The 6.2 came out of a military rig, was rebuilt, and continued to be used in the military. The rig it was in got sent to the range as target practice. The rig I put this 6.2 in got more Elk than most hunter's guns that same month. 2 trucks made 1 and this engine wound up in it after a uh... a time out. It ate a worm clamp, piston set, and a set of heads. Out and back in. Now this:
just…won’t…die. Seriously the all-out effort shown above is conclusive evidence. We have tried everything and can say over-advancing the timing is the closest we have come along with over-speed. (It needed the over-advance to run on low compression.)
So I had a long chat with
@Twisted Steel Performance . Literally got a dose of my own medicine about rings. I tell people to do rings all the time due to overheating and blowby. Because *No Budget* here and having zero blowby I was figuring on reusing them. We have overlooked how hot the rings must have been on the "well done" pistons,
OOPS! Chris was like 'use the coating money for rings and run uncoated pistons.' In context of a retired rig and worn engine. This is a in town runabout and
towing on "The Real Highway IN Hell" is no longer in it's future like it was in the past. Chris pointed out the luck I had: Camshaft failures are worse than crankshaft failures. I am lucky the engine didn't simply go "BOOM!" at high RPM during the said snap test. With the ATT and Moose Jr. the top coating can do some good. Lower compression is said to be better.

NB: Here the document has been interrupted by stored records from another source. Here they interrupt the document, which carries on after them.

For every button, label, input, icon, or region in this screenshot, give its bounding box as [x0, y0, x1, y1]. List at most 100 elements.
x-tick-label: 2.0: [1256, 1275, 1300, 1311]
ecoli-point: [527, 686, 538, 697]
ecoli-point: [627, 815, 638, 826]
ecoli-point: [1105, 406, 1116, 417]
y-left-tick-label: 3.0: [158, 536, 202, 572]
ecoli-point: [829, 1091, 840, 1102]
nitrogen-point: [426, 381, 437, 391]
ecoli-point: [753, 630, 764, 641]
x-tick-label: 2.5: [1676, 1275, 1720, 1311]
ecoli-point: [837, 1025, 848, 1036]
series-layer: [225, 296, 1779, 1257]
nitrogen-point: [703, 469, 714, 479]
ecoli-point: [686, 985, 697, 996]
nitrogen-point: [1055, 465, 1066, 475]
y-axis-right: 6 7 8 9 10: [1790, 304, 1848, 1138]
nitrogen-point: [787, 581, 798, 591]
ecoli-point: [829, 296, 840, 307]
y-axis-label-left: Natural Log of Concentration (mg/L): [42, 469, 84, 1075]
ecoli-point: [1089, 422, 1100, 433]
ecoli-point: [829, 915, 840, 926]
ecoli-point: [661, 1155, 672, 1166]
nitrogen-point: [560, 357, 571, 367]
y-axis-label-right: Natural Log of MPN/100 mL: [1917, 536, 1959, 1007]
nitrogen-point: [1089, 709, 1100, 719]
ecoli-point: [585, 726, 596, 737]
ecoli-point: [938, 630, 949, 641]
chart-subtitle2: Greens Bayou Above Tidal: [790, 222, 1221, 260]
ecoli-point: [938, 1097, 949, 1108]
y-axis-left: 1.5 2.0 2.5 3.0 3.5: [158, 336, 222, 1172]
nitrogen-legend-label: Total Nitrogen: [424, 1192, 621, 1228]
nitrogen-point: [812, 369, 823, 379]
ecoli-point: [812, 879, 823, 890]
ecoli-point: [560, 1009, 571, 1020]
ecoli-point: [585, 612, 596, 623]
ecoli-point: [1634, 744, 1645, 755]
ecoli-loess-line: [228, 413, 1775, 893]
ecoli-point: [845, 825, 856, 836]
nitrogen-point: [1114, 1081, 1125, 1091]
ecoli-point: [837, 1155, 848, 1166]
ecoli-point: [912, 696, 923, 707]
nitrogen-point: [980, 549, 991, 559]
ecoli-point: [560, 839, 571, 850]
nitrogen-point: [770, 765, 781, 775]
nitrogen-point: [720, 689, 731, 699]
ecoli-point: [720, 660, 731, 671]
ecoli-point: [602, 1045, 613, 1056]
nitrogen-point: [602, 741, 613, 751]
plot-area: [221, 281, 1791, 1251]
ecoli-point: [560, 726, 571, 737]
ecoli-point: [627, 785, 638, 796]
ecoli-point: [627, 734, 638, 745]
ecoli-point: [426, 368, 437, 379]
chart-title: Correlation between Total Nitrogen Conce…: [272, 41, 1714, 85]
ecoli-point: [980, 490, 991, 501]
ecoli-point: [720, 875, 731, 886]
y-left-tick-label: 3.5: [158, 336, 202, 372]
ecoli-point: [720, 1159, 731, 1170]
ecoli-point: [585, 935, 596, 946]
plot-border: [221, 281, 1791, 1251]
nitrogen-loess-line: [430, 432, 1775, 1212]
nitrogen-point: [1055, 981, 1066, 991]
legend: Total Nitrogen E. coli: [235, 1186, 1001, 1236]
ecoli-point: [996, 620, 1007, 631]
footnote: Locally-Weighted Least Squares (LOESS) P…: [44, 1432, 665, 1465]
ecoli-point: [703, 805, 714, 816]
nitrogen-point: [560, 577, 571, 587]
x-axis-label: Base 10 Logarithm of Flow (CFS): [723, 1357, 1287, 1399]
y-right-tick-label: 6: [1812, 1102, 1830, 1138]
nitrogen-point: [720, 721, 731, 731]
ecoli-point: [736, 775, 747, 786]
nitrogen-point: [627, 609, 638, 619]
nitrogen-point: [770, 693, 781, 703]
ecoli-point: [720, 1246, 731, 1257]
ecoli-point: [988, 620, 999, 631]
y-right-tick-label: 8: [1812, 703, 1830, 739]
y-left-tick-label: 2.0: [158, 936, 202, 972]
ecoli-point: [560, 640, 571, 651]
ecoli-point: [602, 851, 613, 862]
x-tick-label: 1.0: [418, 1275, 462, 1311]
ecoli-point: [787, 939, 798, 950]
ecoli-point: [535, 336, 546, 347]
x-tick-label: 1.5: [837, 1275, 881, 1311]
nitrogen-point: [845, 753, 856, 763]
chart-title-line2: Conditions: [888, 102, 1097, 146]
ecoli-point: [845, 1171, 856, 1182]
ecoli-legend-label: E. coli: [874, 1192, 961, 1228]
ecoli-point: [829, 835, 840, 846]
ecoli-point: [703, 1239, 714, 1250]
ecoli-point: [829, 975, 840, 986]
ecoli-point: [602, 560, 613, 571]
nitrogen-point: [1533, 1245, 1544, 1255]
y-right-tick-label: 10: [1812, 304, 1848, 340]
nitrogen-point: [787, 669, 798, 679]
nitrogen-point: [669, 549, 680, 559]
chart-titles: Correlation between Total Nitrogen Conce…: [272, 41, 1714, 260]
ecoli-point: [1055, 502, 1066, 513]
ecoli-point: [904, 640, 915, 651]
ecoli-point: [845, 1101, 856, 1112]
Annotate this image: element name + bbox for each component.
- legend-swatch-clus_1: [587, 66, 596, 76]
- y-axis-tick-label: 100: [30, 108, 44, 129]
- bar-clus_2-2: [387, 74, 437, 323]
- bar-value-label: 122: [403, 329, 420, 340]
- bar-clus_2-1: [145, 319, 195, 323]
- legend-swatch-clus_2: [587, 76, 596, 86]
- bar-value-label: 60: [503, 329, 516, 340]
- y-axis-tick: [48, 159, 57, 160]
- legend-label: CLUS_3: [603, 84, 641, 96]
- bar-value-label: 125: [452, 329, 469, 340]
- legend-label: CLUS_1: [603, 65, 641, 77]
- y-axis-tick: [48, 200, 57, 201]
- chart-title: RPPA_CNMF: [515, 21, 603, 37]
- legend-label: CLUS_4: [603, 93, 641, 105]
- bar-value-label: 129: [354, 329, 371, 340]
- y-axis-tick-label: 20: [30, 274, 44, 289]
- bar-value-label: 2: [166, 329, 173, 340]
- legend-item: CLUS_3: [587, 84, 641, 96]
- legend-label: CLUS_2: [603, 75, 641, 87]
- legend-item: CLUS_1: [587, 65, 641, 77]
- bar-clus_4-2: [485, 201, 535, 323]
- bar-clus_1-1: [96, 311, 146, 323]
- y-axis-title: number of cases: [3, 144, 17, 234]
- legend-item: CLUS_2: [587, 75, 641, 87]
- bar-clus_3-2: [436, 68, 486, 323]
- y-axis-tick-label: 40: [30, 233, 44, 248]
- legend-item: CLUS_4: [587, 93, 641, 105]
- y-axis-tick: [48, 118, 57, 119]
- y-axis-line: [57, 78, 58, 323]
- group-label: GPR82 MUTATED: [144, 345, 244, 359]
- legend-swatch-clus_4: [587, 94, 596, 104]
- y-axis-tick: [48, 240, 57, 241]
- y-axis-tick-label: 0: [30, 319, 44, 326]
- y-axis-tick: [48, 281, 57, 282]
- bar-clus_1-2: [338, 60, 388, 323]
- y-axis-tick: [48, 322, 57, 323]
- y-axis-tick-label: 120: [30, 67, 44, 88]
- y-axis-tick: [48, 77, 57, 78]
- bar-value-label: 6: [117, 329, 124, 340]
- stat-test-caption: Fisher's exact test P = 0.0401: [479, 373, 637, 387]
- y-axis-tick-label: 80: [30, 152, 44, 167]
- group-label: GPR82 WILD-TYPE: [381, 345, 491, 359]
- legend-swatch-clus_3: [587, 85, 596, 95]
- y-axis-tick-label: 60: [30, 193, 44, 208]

Bottom line is pistons are on the way to get coated.
(I will also be running thicker head gaskets to cheaply lower compression.)
My next call was to Total Seal Piston Rings. I told them what was going on with this engine and the results of how clean the Gapless were keeping the engine oil. Total Seal agreed that I should use new rings.
Site vendors now carry gapless rings both in the send your own in to be made gapless and I believe sell the Total Seal Brand. Regardless Total Seal is looking for oil samples of "before and "after" installing Gapless rings: Let me clarify. They want the actual oil sample bottle to do their own testing. I am NOT going to run conventional rings again so I can't provide a sample. Get in touch with me on this and I will post elsewhere not buried in here.
Bottom line new Total Seal Gapless Rings are on the way.
Looking at the valves I see where they are contacting 3/4 of the face and then have carbon spots on the rest indicating slight bend. Just enough to loose compression. I am not going to bother the *experts* head shop with these valves but will be using new valves and springs.